Are You Ready?
Are You Ready?
Assemble a Disaster Supplies Kit
You may need to survive on your own after a disaster. This means having your own food, water, and other supplies in sufficient quantity to last for at least three days. Local officials and relief workers will be on the scene after a disaster, but they cannot reach everyone immediately. You could get help in hours, or it might take days. Basic services such as electricity, gas, water, sewage treatment, and telephones may be cut off for days, or even a week or longer. Or, you may have to evacuate at a moment’s notice and take essentials with you. You probably will not have the opportunity to shop or search for the supplies you need. A disaster supplies kit is a collection of basic items that members of a household may need in the event of a disaster.
How Much Water do I Need?
You should store at least one gallon of water per person per day.
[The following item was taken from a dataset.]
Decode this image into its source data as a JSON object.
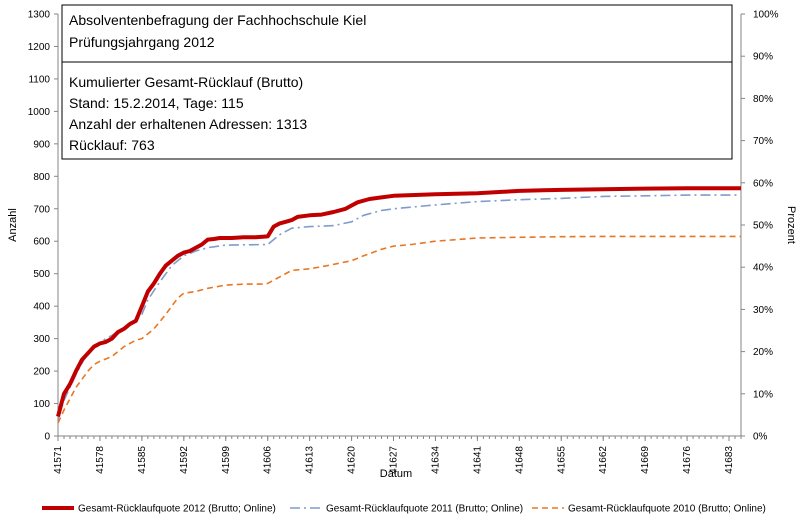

A normally active person needs at least one-half gallon of water daily just for drinking. Additionally, in determining adequate quantities, take the following into account:
Individual needs vary, depending on age, physical condition, activity, diet, and climate.
Children, nursing mothers, and ill people need more water.
Very hot temperatures can double the amount of water needed.
A medical emergency might require additional water.
The following are things to consider when putting together your food supplies:
Avoid foods that will make you thirsty. Choose salt-free crackers, whole grain cereals, and canned foods with high liquid content.
Stock canned foods, dry mixes, and other staples that do not require refrigeration, cooking, water, or special preparation. You may already have many of these on hand. (Note: Be sure to include a manual can opener.)
Include special dietary needs.
Basic Disaster Supplies Kit
The following items are recommended for inclusion in your basic disaster supplies kit:
Two week supply of non-perishable canned food.
Two week supply of water - one gallon of water per person, per day.
Portable, battery-powered radio or television and extra batteries.
Flashlight and extra batteries.
First aid kit and manual.
Sanitation and hygiene items (moist towelettes and toilet paper).
Matches and waterproof container.
Kitchen accessories and cooking utensils, including a can opener.
Photocopies of credit and identification cards.
Cash and coins.
Special needs items, such as prescription medications, eye glasses, contact lens solutions, and hearing aid batteries.
Items for infants, such as formula, diapers, bottles, and pacifiers.
Other items to meet your unique family needs.